Wenn dann dieser Freund fragen sollte, warum sich Brutus gegen Caesar erhob, so ist dies meine Antwort: nicht weil ich Caesar weniger liebte, sondern weil ich Rom mehr liebte.

「なぜ私がカエサルに反抗したのかと人に問われれば私はこう答える。カエサルを愛していなかったのではなく、ローマももっと愛していたからだと。」

彼の論点は、自分がローマとその共和制を愛するが故に、それを守ろうとしたが故に、愛するカエサルにも死んでもらねばならなかったと言うことであろうか。

しかし、後に演壇に立った、アントニウスは、演者として、ブルートゥスよりも一枚役者が上であった。彼ら、数十分前にブルートゥスに心酔していた市民たちを、ブルートゥスを追うものに変えてしまう。彼のレトリックは現代でも十分に通じる。現代の政治家の中には、このアントニウスの演説を分析、研究した人が、少なからずいると思う。

ともかく、第三幕のこの演説の応酬は、面白い。しかし、それが面白いだけに、第四幕、第五幕が、なんとなく「おまけ」みたいで、読んでいて「だれて」しまった。
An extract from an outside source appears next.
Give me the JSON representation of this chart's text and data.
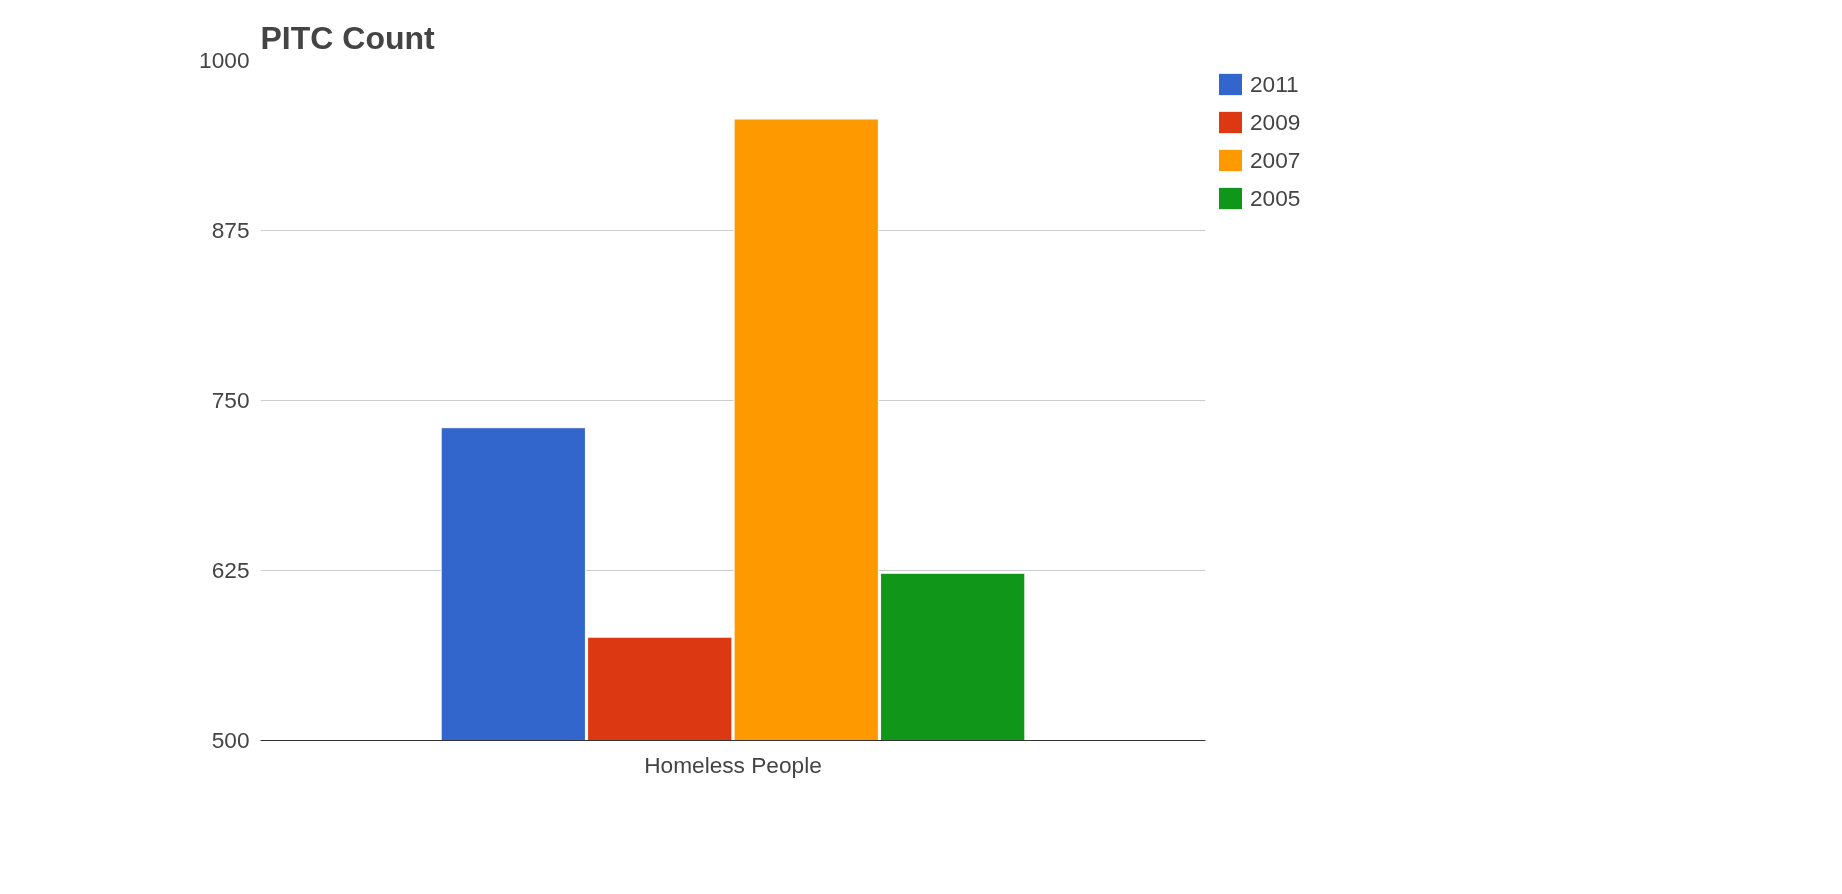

第三幕で、終わっても、十分通用する話である。

 

「ブルータス、おまえもか!」

余りにも有名な台詞である。

Et tu, Brute?

フランス語である。英語の原文を見ても同じくフランス語。ここでフランス語を使ったときの効果、ニュアンスが、日本人にはなかなか理解し難い。しかし、英国人は、ちょっと気取ったとき、おどけたときに「セ・ラ・ヴィ(それが人生というものさ)」などと、フランス語を混ぜる。カエサルの最後の言葉が、そのちょっと「気取った言い回し」であるのも、非常に興味深い。

 

 シェークスピアの戯曲は、例えそれが「ハムレット」などの悲劇でも、「笑わせる要素」があり、思わず笑ってしまう台詞があちこちに散りばめられている。しかし、この物語にはそれが少ない。いや、ない。

敢えて挙げるならば、冒頭の、カエサルの行列を着飾って見に行く民衆を、役人たちが制止する場面。どうして、祭日でもないのに、仕事を放り出して出歩いているのかと問われたひとり市民が、

「私は靴屋。皆の靴の底が減って、商売が繁盛するように。」

と答えるシーン。それ以外は思いつかない。